O fato recente mais chamativo foi a apresentação da proposta bipartidária por Henry Kissinger, William Perry, Sam Nunn, George Schultz e Sidney Drell, veteranos em política e especialistas em armas nucleares que pediram a abolição dessas armas de guerra. Alguns considerariam esse plano uma utopia, mas não teremos bons resutados se não alterarmos fundamentalmente nossos pensamentos sobre a guerra nuclear.

Existem muitas propostas práticas que impediriam a disseminação tanto de armas quanto de materiais, incluindo o registro cuidadoso do combustível de reatores por parte de alianças internacionais, a proteção todos os estoques  de urânio e plutônio, e a transformação de urânio armamentista em combustível para reatores, uma política visionária iniciada na década de 1990 pelo programa Megatons to Megawatts.
Por fim, como Ward e outros apontaram, as armas nucleares não desaparecerão a menos que as declaremos párias.

Soluções técnicas, mesmo que sejam numerosas, não serão capazes de fazer com que as nações abandonem essas armas até que tornemos esses instrumentos destrutivos fundamentalmente desinteressantes e comecemos a vê-los no mínimo como dinossauros ultrapassados com uma utilidade tecnológica completamente obsoleta, e no melhor dos casos como ferramentas imorais e politicamente inúteis cuja posse estigmatiza seu dono e resulta em censura e desaprovação internacional.

Esse é outro mito sobre o qual fala Wilson, o mito de que as armas nucleares vieram para ficar porque elas “não podem ser desinventadas”.

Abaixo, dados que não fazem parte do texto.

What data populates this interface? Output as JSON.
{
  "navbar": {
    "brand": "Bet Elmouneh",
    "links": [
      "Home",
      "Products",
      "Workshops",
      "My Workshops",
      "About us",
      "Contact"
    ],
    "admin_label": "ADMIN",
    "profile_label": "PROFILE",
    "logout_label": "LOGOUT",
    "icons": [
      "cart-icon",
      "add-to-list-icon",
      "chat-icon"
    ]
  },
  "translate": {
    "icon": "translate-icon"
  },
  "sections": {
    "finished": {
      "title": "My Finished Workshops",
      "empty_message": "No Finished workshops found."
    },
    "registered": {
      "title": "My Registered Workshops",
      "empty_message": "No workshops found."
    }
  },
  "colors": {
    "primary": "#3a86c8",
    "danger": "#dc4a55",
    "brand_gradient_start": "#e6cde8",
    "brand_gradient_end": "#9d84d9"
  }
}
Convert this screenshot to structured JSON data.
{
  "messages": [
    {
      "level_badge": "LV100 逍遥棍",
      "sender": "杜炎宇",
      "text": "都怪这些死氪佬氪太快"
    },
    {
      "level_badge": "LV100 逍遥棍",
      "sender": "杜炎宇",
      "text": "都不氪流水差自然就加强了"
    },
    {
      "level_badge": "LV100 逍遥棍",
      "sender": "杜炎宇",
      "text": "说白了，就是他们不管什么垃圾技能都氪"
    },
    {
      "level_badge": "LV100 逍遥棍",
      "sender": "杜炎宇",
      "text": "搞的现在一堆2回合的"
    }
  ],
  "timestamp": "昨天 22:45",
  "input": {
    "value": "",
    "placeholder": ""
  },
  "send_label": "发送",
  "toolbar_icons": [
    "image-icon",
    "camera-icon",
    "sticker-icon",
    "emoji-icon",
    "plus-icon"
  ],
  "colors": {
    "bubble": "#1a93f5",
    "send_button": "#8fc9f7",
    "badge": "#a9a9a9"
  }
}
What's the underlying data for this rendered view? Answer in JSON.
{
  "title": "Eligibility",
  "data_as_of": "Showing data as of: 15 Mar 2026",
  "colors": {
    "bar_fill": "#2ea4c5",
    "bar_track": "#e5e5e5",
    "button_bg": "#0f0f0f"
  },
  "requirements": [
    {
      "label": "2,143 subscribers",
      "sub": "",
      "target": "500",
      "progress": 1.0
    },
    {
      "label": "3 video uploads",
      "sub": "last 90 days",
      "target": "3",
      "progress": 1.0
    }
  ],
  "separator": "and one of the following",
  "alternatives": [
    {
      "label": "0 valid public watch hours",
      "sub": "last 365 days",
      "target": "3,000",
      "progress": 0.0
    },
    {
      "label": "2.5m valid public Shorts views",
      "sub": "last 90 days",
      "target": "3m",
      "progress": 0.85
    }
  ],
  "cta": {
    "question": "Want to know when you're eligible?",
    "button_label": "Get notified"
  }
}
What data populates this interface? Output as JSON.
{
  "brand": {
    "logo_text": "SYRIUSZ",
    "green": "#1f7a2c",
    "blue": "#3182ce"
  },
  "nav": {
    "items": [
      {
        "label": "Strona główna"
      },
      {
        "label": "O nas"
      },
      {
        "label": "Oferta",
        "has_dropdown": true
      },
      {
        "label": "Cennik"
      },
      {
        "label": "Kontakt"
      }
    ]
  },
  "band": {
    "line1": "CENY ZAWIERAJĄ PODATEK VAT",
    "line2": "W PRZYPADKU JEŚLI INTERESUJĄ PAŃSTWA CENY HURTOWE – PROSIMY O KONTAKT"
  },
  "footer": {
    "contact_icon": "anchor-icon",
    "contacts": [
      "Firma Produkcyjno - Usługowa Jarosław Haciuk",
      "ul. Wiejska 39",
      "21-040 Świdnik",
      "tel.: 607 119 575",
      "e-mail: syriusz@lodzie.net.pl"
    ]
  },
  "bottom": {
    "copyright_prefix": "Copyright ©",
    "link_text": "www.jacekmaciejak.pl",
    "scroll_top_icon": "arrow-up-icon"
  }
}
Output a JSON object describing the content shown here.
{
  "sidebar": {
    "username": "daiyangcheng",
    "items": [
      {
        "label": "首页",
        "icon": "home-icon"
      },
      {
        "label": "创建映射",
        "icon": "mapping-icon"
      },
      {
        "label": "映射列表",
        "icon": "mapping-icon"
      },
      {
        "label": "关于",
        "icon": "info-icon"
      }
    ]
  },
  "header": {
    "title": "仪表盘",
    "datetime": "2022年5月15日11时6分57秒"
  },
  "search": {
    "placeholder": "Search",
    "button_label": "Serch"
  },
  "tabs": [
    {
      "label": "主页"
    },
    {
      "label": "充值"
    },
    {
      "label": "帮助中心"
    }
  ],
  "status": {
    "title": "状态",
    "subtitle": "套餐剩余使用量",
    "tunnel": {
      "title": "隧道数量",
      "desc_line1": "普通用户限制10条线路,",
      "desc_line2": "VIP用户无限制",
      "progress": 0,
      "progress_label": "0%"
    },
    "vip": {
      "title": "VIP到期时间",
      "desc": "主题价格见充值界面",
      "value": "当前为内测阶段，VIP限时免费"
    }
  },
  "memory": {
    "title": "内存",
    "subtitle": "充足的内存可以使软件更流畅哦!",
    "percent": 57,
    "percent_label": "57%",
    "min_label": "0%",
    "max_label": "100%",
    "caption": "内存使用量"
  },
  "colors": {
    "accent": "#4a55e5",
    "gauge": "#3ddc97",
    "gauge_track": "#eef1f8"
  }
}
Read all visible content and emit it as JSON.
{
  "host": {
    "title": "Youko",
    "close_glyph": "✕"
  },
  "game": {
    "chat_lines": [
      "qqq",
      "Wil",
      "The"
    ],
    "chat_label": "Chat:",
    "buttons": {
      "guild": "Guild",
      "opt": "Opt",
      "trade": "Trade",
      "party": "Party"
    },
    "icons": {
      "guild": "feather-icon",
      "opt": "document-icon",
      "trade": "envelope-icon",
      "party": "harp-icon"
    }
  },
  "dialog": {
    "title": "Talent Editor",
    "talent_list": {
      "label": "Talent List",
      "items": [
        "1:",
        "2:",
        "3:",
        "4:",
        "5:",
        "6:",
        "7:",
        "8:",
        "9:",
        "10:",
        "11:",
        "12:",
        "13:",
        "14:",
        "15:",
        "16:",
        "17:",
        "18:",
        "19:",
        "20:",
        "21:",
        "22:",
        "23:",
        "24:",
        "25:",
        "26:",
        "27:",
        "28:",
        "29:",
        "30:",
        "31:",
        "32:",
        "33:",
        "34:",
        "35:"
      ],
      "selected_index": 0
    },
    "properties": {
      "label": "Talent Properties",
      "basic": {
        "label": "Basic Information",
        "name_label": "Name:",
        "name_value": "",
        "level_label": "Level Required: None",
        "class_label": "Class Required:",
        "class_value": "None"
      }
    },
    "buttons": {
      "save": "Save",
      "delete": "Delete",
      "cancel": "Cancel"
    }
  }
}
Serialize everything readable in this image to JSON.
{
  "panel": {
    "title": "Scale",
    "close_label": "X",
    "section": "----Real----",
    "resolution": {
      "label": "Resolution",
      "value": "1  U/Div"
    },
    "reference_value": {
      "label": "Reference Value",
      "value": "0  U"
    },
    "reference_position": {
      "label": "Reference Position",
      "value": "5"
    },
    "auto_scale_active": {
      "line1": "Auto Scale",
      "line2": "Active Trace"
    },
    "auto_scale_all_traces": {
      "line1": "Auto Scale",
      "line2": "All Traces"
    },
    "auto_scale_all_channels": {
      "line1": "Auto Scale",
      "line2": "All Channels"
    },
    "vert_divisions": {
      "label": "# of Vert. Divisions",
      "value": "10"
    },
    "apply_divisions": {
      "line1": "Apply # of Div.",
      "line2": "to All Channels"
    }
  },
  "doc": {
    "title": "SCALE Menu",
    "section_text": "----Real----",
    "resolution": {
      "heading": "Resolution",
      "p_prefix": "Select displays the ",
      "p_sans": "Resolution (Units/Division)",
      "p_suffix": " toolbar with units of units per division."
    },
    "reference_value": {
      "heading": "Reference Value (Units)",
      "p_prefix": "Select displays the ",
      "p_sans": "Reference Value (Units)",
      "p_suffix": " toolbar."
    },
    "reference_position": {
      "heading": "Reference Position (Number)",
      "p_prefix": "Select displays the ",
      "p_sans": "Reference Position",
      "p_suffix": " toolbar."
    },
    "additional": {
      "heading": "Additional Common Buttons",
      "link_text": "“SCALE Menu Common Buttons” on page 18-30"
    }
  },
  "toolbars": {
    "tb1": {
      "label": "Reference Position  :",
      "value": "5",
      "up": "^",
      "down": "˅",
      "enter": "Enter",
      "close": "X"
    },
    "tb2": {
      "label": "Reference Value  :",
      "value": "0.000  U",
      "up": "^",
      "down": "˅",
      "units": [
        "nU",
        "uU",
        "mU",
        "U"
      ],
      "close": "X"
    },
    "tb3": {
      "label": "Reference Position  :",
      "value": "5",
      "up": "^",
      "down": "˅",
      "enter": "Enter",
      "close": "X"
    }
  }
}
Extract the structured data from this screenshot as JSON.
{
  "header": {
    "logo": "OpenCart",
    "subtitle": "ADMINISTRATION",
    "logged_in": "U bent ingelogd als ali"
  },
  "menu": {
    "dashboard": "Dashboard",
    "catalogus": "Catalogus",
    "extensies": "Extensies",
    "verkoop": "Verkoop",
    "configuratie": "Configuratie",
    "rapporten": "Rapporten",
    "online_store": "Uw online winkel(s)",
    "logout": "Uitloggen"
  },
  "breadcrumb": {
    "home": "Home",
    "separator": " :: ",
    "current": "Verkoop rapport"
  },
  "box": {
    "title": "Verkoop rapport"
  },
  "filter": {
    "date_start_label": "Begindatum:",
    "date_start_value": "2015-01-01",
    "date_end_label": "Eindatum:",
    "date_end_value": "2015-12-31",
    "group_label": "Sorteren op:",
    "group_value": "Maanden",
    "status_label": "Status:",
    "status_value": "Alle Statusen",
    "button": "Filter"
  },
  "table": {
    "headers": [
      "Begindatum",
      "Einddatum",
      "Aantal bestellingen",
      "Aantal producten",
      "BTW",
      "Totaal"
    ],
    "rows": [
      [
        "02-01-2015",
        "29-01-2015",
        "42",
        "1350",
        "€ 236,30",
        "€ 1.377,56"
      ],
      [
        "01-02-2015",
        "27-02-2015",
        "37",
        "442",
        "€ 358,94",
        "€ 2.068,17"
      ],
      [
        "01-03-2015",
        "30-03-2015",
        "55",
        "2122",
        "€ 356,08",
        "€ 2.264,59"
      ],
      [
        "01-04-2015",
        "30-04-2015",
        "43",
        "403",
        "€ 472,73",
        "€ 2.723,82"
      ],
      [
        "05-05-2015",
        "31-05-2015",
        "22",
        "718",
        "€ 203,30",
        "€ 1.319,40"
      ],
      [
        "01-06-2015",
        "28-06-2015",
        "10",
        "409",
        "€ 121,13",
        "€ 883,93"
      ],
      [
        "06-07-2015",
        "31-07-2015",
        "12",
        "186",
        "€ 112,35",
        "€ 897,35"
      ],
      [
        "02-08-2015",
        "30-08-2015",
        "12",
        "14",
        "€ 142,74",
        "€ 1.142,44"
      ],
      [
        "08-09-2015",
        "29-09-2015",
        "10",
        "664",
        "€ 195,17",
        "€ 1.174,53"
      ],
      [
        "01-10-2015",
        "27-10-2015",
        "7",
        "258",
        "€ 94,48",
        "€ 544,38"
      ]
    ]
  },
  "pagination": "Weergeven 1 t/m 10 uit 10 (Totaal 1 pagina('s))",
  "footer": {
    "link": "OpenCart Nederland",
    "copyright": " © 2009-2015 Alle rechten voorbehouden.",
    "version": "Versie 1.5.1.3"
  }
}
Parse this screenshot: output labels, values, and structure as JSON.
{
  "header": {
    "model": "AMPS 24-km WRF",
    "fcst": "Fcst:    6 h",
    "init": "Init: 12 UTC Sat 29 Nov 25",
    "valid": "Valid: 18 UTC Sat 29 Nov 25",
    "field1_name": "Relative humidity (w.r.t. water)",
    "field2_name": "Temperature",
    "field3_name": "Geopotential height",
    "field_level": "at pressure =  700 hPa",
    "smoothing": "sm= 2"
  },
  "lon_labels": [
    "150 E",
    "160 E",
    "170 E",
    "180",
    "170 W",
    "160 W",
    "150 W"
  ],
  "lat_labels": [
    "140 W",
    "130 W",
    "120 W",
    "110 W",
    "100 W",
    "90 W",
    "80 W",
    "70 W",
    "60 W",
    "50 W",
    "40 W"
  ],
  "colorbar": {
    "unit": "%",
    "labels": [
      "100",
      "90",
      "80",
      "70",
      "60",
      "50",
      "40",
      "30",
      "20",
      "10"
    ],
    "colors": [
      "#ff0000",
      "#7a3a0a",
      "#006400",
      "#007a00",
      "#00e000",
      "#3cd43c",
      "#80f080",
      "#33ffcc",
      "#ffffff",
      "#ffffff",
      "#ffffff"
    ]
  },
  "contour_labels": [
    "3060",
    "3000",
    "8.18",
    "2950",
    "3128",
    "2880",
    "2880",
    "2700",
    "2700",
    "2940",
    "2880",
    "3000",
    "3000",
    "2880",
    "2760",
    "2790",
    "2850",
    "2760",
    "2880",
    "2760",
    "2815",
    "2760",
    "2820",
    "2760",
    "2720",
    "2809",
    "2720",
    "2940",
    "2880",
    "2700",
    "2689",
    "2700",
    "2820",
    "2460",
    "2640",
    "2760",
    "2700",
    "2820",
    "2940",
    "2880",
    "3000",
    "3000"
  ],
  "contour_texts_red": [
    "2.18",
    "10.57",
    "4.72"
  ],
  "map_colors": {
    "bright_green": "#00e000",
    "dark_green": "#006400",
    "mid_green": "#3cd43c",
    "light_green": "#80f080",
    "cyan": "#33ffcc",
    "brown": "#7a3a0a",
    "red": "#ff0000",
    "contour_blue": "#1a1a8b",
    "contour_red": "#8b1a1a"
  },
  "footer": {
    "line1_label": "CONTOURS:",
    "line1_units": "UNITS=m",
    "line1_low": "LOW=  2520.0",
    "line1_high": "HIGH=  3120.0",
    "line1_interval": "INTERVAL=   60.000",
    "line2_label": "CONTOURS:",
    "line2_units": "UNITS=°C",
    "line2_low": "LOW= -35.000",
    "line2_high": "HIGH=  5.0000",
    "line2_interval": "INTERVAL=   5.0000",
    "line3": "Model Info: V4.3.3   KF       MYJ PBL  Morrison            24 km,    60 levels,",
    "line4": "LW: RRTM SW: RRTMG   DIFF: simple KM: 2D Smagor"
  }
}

Wilson convincentemente argumenta, tecnologias não desaparecem porque são desinventadas mas  simplesmente porque deixam de ser úteis. Uma analogia seria com cigarros, que já foram vistos como símbolo de status. Os riscos agora os transformaram em incômodos, no melhor dos casos.

A estratégia já funcionou no passado, e deve funcionar no futuro. Nós só podemos progredir quando a tecnologia se tornar desinteressante, tanto de um ponto de vista puramente técnico, quanto moral e político.

O segredo para isso é a visão realista do papel desempenhado pela tecnologia durante sua concepção. No caso das armas nucleares, essa visão mítica foi criada por Hiroshima. Já está na hora de destruirmos esse mito.
 Na verdade, Ward Wilson fez uma análise profunda do discurso do Imperador e eu deveria ter mencionado. Ele interpreta a declaração como um dispositivo para salvar as aparências que permitiu que os japoneses culpassem uma revolucionária arma nova por sua derrota, em vez de sua própria instigação da guerra, suas mentiras para seu próprio povo e seu tratamento cruel de prisioneiros de guerra. Isso os faria ganhar um pouco mais de simpatia do mundo. Permitiria também que os americanos se aproveitassem da fama da bomba. Eu concordo com essa interpretação.

Mas o outro ponto importante é que mesmo que o Imperador de fato tenha achado que a bomba foi fundamental para o fim da guerra, muitos outros grandes oficiais japoneses não acharam. O argumento geral de que a bomba não foi completa e unanimemente vista como a causa da rendição japonesa ainda é válido.